Polaris the Cepheid returns: 4.5 years of monitoring from ground and space

The Astrophysical Journal 683, 433−440, 2008

Polaris the Cepheid returns: 4.5 years of monitoring from ground and space

H. Bruntt
School of Physics, University of Sydney, NSW, Australia

N.R. Evans
Smithsonian Astrophysical Observatory, Cambridge, MA, USA

D. Stello
School of Physics, University of Sydney, NSW, Australia

A.J. Penny
University of St Andrews, School of Physics and Astronomy, St. Andrews, UK

J.A. Eaton
Center of Excellence in Information Systems, Tennessee State Univ., Nashville, TN, USA

D.L. Buzasi
Dept. of Physics, US Air Force Academy, Colorado Springs, CO, USA

D.D. Sasselov
Astronomy Dept., Harvard University, Cambridge, MA, USA

H.L. Preston
Dept. of Physics, US Air Force Academy, Colorado Springs, CO, USA

E. Miller-Ricci
Astronomy Dept., Harvard University, Cambridge, MA, USA

Abstract

We present the analysis of 4.5 years of nearly continuous observations of the classical Cepheid Polaris, which comprise the most precise data available for this star. We have made spectroscopic measurements from ground and photometric measurements from the WIRE star tracker and the SMEI instrument on the Coriolis satellite. Measurements of the amplitude of the dominant oscillation (P = 4 days), that go back more than a century, show a decrease from 120 mmag to 30 mmag (V magnitude) around the turn of the millennium. It has been speculated that the reason for the decrease in amplitude is the evolution of Polaris towards the edge of the instability strip.
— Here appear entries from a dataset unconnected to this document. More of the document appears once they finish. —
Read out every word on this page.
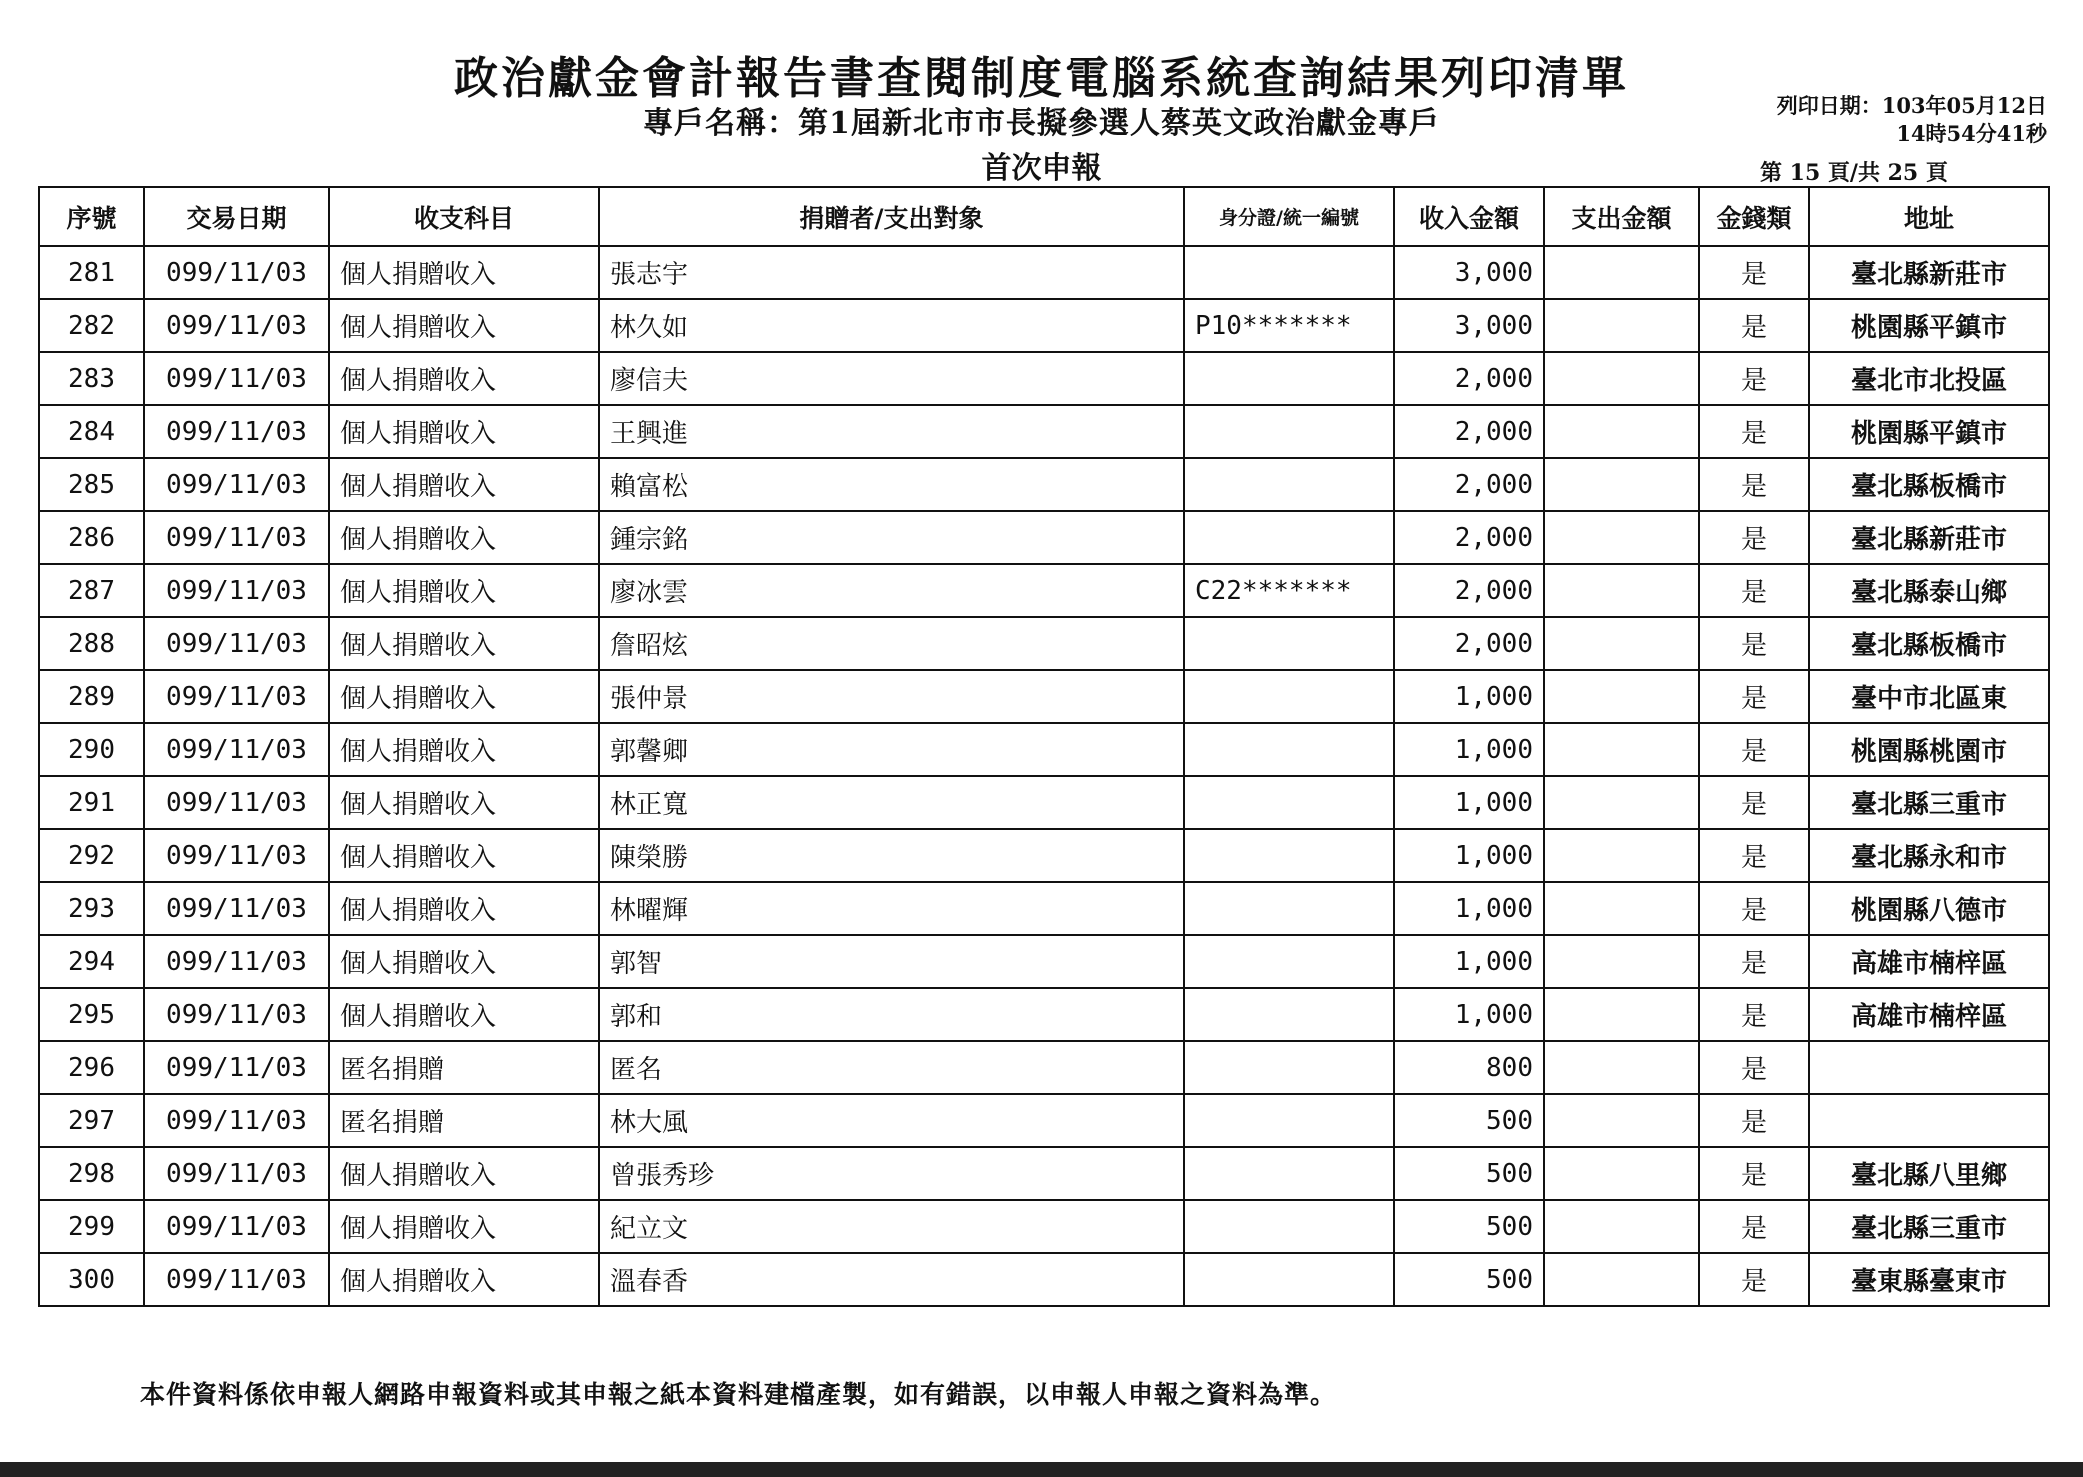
政治獻金會計報告書查閱制度電腦系統查詢結果列印清單
專戶名稱：第1屆新北市市長擬參選人蔡英文政治獻金專戶
首次申報
列印日期：103年05月12日
14時54分41秒
第 15 頁/共 25 頁
序號	交易日期	收支科目	捐贈者/支出對象	身分證/統一編號	收入金額	支出金額	金錢類	地址
281	099/11/03	個人捐贈收入	張志宇		3,000		是	臺北縣新莊市
282	099/11/03	個人捐贈收入	林久如	P10*******	3,000		是	桃園縣平鎮市
283	099/11/03	個人捐贈收入	廖信夫		2,000		是	臺北市北投區
284	099/11/03	個人捐贈收入	王興進		2,000		是	桃園縣平鎮市
285	099/11/03	個人捐贈收入	賴富松		2,000		是	臺北縣板橋市
286	099/11/03	個人捐贈收入	鍾宗銘		2,000		是	臺北縣新莊市
287	099/11/03	個人捐贈收入	廖冰雲	C22*******	2,000		是	臺北縣泰山鄉
288	099/11/03	個人捐贈收入	詹昭炫		2,000		是	臺北縣板橋市
289	099/11/03	個人捐贈收入	張仲景		1,000		是	臺中市北區東
290	099/11/03	個人捐贈收入	郭馨卿		1,000		是	桃園縣桃園市
291	099/11/03	個人捐贈收入	林正寬		1,000		是	臺北縣三重市
292	099/11/03	個人捐贈收入	陳榮勝		1,000		是	臺北縣永和市
293	099/11/03	個人捐贈收入	林曜輝		1,000		是	桃園縣八德市
294	099/11/03	個人捐贈收入	郭智		1,000		是	高雄市楠梓區
295	099/11/03	個人捐贈收入	郭和		1,000		是	高雄市楠梓區
296	099/11/03	匿名捐贈	匿名		800		是	
297	099/11/03	匿名捐贈	林大風		500		是	
298	099/11/03	個人捐贈收入	曾張秀珍		500		是	臺北縣八里鄉
299	099/11/03	個人捐贈收入	紀立文		500		是	臺北縣三重市
300	099/11/03	個人捐贈收入	溫春香		500		是	臺東縣臺東市
本件資料係依申報人網路申報資料或其申報之紙本資料建檔產製，如有錯誤，以申報人申報之資料為準。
However, our new data reveal an increase in the amplitude by about 30% from 2003-2006. It now appears that the amplitude change is cyclic rather than monotonic, and most likely the result of a pulsation phenomenon. In addition, previous radial velocity campaigns have claimed the detection of long-period variation in Polaris (P > 40 days). Our radial velocity data are more precise than previous datasets, and we find no evidence for additional variation for periods in the range 3-50 days with an upper limit of 100 m/s. However, in the WIRE data we find evidence of variation on time-scales of 2-6 days, which we interpret as being due to granulation.